Kariera nie była najważniejsza. To Keanu Reeves zrobił dla chorej siostry
Keanu Reeves znany jest z tego, że część swojego majątku przeznacza na cele charytatywne. W przeszłości wpłacił wiele milionów na badania nad nowotworami krwi. Robił wszystko, aby jego siostra pokonała poważną chorobę.
28.11.2022 | aktual.: 28.11.2022 11:54
Keanu Reeves od lat uznawany jest za jedną z najbardziej skromnych i autentycznych gwiazd z Hollywood. Aktor potwierdza to właściwie na każdym kroku swoją godną podziwu postawą. Zwłaszcza, gdy weźmiemy pod uwagę, że potrafi przeznaczyć lwią część wysokiego nagrodzenia za rolę na szczytny cel. Tak było chociażby w 1999 r., gdy za sprawą sukcesu filmu "Matrix" zarobił łącznie 45 mln dolarów.
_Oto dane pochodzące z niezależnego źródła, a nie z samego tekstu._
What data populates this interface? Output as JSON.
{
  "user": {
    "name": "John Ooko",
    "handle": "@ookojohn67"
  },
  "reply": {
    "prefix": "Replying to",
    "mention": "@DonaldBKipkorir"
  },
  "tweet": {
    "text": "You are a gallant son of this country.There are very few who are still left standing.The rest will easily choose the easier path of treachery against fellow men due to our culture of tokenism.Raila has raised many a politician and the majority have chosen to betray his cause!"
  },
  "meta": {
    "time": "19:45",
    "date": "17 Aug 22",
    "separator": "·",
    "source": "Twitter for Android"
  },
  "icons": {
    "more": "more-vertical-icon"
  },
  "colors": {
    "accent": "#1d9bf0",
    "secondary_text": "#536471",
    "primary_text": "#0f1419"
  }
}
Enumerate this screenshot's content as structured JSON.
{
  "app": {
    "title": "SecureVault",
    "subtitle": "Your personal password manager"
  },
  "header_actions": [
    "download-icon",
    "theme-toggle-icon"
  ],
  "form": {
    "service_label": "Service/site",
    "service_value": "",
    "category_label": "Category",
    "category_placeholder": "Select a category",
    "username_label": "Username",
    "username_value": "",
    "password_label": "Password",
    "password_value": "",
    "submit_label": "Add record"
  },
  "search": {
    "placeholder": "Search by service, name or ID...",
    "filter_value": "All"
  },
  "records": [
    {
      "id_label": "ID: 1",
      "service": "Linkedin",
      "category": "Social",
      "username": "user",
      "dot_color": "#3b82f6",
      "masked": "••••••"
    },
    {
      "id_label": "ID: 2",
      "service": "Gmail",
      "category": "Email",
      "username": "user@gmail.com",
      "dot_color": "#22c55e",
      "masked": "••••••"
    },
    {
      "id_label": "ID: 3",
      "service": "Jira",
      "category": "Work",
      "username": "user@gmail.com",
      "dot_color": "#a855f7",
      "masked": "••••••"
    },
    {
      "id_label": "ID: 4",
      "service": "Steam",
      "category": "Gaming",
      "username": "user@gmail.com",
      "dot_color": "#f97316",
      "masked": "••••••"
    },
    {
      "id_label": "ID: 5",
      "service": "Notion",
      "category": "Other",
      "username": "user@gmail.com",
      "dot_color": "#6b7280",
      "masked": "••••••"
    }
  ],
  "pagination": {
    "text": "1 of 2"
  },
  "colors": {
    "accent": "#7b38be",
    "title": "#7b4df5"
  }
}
Amerykańskie media podały jakiś czas temu, że 70 proc. tej kwoty, czyli 31,5 mln dolarów Reeves przekazał na badania naukowe nad białaczką i nad metodami leczenia tego nowotworu krwi. Ta decyzja była podyktowana osobistymi powodami. Jego młodsza siostra Kim chorowała wtedy od blisko dziesięciu lat na białaczkę. Gwiazdor często odwoływał lub przesuwał wiele projektów zawodowych tylko po to, by móc się nią zajmować.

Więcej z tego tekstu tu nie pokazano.